Pesquisa Inovadora da USP Desvenda Fatores Chave que Moldam as Escolhas Alimentares de Famílias Brasileiras: Além do Preço, Tempo e Renda Impactam a Mesa

Uma pesquisa recente, conduzida por discentes e alumni da Universidade de São Paulo (USP), lançou luz sobre os múltiplos fatores que influenciam as escolhas alimentares das famílias brasileiras. O estudo, que envolveu mais de 140 adultos responsáveis pelas compras domésticas em cinco capitais (Belém, Fortaleza, Goiânia, Porto Alegre e São Paulo), conclui que a alimentação saudável não depende apenas de decisões individuais informadas, mas é profundamente moldada por condições estruturais como renda, tempo disponível e a organização da rotina familiar.

A investigação, de caráter qualitativo e exploratório, utilizou uma combinação de instrumentos, incluindo questionários sobre hábitos alimentares baseados no Guia Alimentar para a População Brasileira, simulações de compra com orçamentos pré-definidos, exercícios de leitura de rótulos e testes de mensagens sobre alimentação saudável.
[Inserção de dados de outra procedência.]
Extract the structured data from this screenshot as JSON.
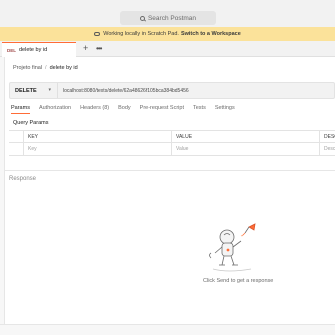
{
  "search": {
    "label": "Search Postman"
  },
  "banner": {
    "text": "Working locally in Scratch Pad.",
    "link": "Switch to a Workspace"
  },
  "tab": {
    "method": "DEL",
    "title": "delete by id"
  },
  "breadcrumb": {
    "parent": "Projeto final",
    "separator": "/",
    "current": "delete by id"
  },
  "request": {
    "method": "DELETE",
    "url": "localhost:8080/texts/delete/62a48626f105bca384bd5456"
  },
  "request_tabs": [
    {
      "label": "Params"
    },
    {
      "label": "Authorization"
    },
    {
      "label": "Headers (8)"
    },
    {
      "label": "Body"
    },
    {
      "label": "Pre-request Script"
    },
    {
      "label": "Tests"
    },
    {
      "label": "Settings"
    }
  ],
  "query_params": {
    "title": "Query Params",
    "headers": {
      "key": "KEY",
      "value": "VALUE",
      "desc": "DESCI"
    },
    "row": {
      "key": "Key",
      "value": "Value",
      "desc": "Descr"
    }
  },
  "response": {
    "title": "Response",
    "empty_text": "Click Send to get a response"
  }
}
Os resultados, que servem como porta de entrada para pesquisas mais aprofundadas, buscam compreender as vozes das populações não apenas como consumidores, mas como comensais, olhando para o ato de comer em seu sentido mais amplo, dentro do contexto familiar e coletivo.

O ‘Custo Total’ da Alimentação: Uma Barreira Silenciosa

Um dos padrões mais impactantes identificados pela pesquisa é o peso do “custo total” da alimentação. Este conceito vai além do preço dos alimentos, englobando o tempo e o esforço mental exigidos para planejar, comprar e preparar as refeições. A pesquisa revela que esta tarefa é, majoritariamente, concentrada nas mulheres, adicionando uma camada de complexidade e desigualdade ao desafio da alimentação saudável.
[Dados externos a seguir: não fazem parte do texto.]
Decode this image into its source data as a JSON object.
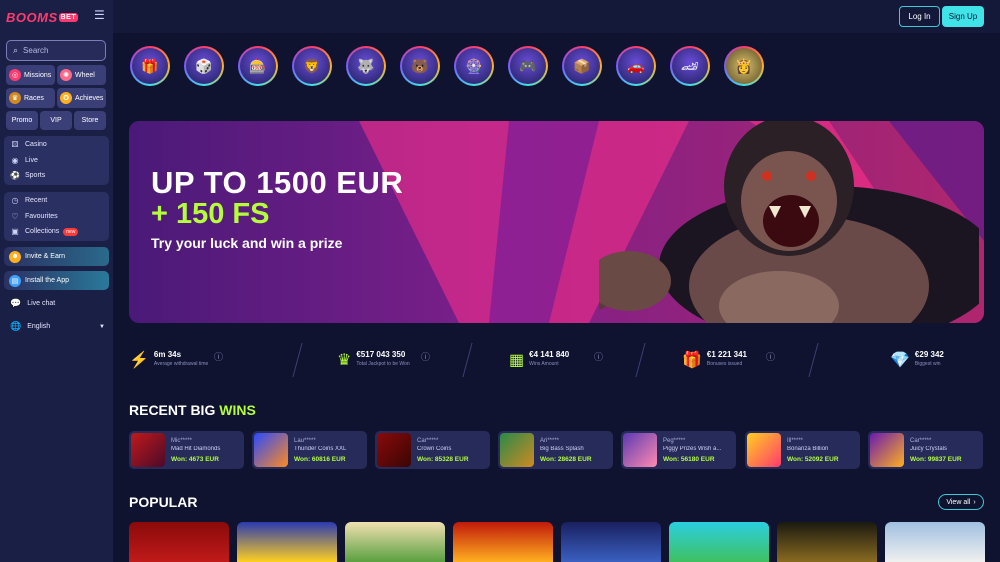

Entre a Saciedade e o Orçamento: Escolhas e Desafios Cotidianos

O estudo também aponta que a percepção de baixa saciedade associada a alimentos saudáveis os torna menos competitivos frente a opções ultraprocessadas, que muitas vezes oferecem uma sensação de plenitude mais rápida e duradoura. Para gerir o orçamento doméstico, as famílias empregam diversas estratégias, como a compra em promoção, o congelamento e o porcionamento de alimentos, demonstrando a engenhosidade diante das limitações financeiras.
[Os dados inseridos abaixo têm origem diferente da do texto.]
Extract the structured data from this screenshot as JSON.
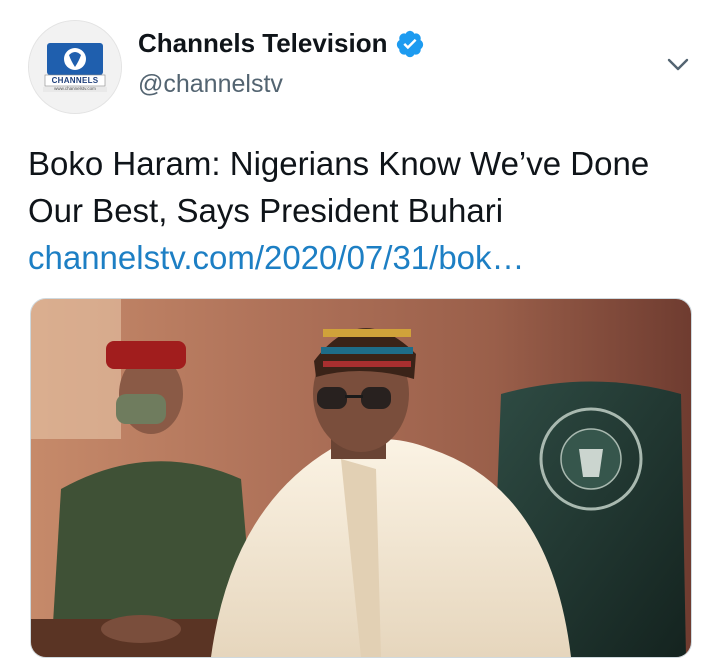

As diferenças por faixa de renda são notáveis: famílias de renda mais alta tendem a ler rótulos com maior frequência e utilizam mais serviços de entrega. Já as de renda intermediária recorrem a substituições de produtos, enquanto as de renda mais baixa priorizam o preço e a saciedade em suas decisões de compra. No que tange à alimentação infantil, os dados são preocupantes: em domicílios com renda de até um salário-mínimo, apenas 45% das crianças consomem frutas frescas diariamente e 27% consomem verduras e legumes, ao passo que o consumo de guloseimas e ultraprocessados é uma constante em todas as faixas de renda.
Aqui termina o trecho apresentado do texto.